Could Alex Padilla, California’s first Latino senator, help Newsom by reminding Latino voters that it was the same embattled governor who awarded him his present job when Harris ascended to the vice presidency?

But what if Newsom’s strategists decide to turn to a prominent Democrat retired from office? Two names come to mind: former president Barack Obama and former California governor Jerry Brown.

However, both have complicated relationships with Newsom.

For Obama, it may be a question of how long of a political memory America’s 44th president possesses. In 2007, while mayor of San Francisco, Newsom endorsed Hillary Clinton for president—in return for his endorsement, earning a job as a national cochair of Clinton’s campaign. Newsom’s rationale at the time: “Hillary Clinton has been fighting for progressive values for decades and she has shown us all that she is ready to lead our country as we face enormous challenges.”

Adding insult to injury, Newsom also told reporters that there was an unnamed Democratic candidate who “will not be photographed with me, will not be in the same room with me” (presumably, Newsom meant Obama, as he and the eventual Democratic nominee disagreed at the time on legalizing same-sex marriage).

A decade later, the two apparently had made up—publicly, at least, with Obama endorsing Newsom’s gubernatorial run. But in 2021, does Obama have the time—and inclination—to throw himself into state elections? Moreover, considering the tone-deafness of the former president’s recent lavish birthday party (possibly a COVID spreader event), would Obama’s presence evoke memories of Newsom’s infamous French Laundry dinner?

Claims of living high on the hog and à la a French monarch isn’t a liability as far as a Jerry Brown endorsement is concerned, the former governor living off the grid in a modest ranch in northern Colusa County. The better question: Will Brown bother to lift a finger to help his successor, other than telling reporters than Newsom likely will survive the recall vote?

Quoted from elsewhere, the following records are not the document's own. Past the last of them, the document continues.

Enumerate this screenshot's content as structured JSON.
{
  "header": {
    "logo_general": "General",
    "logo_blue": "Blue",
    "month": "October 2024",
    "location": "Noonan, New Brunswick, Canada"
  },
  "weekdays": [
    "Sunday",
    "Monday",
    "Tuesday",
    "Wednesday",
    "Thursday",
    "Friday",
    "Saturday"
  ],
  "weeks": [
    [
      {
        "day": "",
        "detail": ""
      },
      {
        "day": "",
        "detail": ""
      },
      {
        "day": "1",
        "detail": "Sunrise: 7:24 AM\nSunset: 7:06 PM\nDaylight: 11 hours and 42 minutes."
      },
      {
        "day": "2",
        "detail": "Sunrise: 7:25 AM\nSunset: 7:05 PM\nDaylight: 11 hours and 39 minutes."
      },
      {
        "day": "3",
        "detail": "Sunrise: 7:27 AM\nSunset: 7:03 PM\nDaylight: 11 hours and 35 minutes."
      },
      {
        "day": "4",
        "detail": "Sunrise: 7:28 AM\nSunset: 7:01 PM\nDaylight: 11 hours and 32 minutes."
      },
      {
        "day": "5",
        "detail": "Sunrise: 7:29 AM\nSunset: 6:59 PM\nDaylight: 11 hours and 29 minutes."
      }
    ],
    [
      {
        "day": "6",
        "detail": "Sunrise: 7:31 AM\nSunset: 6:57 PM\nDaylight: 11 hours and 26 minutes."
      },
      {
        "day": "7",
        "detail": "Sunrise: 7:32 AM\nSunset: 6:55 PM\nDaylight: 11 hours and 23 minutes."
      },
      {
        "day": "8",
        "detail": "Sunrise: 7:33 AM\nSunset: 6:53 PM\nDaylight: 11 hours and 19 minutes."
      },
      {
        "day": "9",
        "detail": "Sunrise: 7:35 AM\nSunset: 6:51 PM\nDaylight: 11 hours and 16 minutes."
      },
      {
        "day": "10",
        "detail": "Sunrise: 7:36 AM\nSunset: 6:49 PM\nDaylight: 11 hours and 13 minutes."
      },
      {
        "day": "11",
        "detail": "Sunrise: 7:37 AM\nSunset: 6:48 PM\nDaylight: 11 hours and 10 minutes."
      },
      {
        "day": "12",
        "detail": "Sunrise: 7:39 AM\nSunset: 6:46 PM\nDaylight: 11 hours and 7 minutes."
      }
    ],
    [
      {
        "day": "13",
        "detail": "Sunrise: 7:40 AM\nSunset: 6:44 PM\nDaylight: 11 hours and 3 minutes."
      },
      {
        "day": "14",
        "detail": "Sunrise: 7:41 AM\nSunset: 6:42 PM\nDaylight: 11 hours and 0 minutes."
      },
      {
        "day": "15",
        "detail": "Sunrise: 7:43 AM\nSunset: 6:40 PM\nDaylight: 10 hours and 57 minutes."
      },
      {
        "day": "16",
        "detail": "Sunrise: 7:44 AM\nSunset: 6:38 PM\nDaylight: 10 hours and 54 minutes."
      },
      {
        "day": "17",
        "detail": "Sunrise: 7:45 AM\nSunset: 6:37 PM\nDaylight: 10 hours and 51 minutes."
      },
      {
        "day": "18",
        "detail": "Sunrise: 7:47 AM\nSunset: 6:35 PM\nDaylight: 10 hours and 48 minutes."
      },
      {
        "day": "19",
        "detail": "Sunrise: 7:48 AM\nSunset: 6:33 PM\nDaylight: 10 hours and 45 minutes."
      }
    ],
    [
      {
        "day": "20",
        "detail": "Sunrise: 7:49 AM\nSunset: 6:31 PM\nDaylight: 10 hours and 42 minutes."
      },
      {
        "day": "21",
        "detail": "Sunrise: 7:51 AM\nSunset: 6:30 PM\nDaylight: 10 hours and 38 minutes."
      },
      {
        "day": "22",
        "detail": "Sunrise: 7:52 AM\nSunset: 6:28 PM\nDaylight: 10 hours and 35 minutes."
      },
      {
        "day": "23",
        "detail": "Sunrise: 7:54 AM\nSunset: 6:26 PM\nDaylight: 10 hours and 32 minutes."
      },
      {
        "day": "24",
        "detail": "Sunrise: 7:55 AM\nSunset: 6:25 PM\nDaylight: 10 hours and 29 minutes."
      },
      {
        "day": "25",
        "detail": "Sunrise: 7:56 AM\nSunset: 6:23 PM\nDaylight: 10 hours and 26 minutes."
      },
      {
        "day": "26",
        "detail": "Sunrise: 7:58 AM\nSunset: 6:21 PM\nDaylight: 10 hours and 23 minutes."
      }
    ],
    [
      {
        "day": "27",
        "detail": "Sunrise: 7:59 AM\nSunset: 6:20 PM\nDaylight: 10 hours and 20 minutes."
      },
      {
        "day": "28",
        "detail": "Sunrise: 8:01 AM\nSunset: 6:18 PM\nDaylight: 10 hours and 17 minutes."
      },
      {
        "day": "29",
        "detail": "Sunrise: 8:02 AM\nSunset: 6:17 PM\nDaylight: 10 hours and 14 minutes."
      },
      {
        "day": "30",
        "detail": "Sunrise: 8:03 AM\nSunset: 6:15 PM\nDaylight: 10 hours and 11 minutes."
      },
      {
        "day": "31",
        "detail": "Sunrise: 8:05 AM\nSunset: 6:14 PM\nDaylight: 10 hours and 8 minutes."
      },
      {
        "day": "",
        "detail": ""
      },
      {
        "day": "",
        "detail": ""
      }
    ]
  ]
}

I could devote an entire separate column to the complicated relationship between the California governors present and most recent. With a difference of nearly 30 years in age, the two vary in both style and generational outlook. Rare for a former governor of the same party, Brown hasn’t shied away from taking his successor to task on those rare occasions when he interacts with the media (last month, for example, Brown said of Newsom’s recent spending binge: “We need a more frugal, sustainable, prudent way of doing business. I would predict, certainly within two years, we’re going to see fiscal stress”).

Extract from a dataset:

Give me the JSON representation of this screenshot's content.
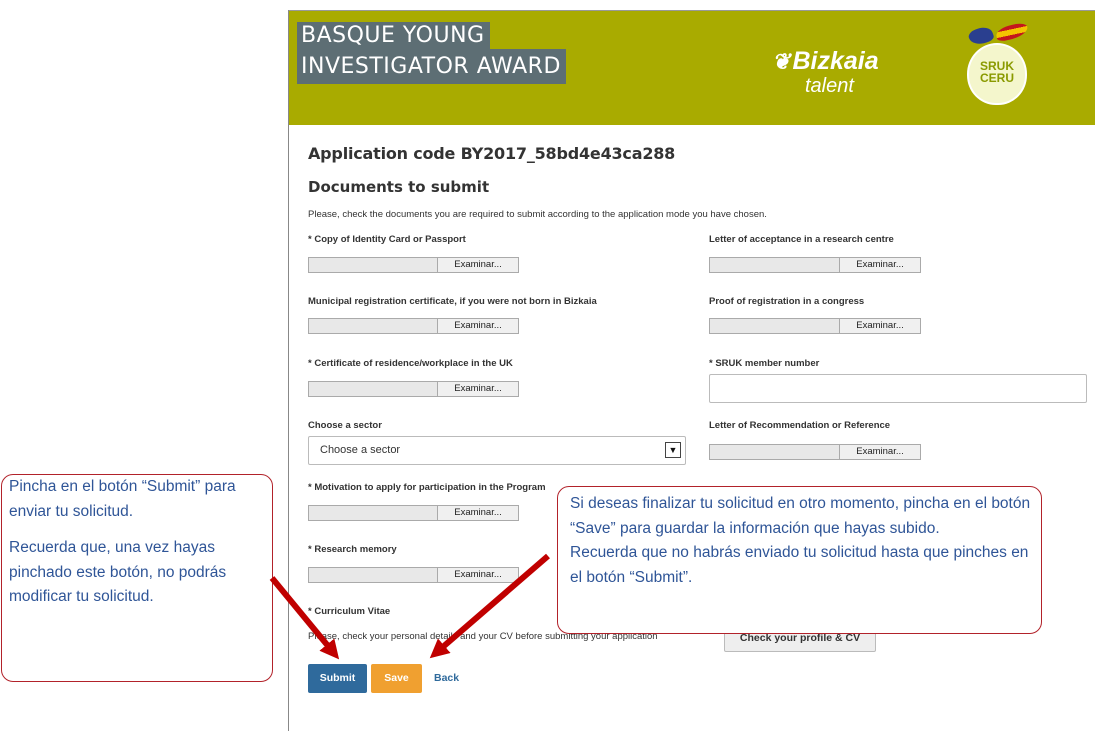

The idea of Brown cutting a television ad singing Newsom’s praises? Not likely. Though he might go down the same path as Warren and try to dismiss the recall as a Trump-inspired conspiracy.

In the final analysis, it may not matter who speaks on Newsom’s behalf. Nearly 18 years to this day and amidst another California recall election, then governor Gray Davis gave an impassioned speech in Los Angeles in which he spoke about a conservative cabal to remove him from office.

“When Republicans can’t win elections fair and square, they resort to this,” Davis said. “I am going to fight this recall and the right-wing forces behind it. You can take that to the bank.”

Seven weeks later, Davis lost in a landslide (with 55% of Californians who voted on the recall question opting to remove him from office).

Newsom has half the time to make his case against being recalled. If he wants to avoid Davis’s fate, he might consider something less stale and more original than evoking right-wing bogeymen.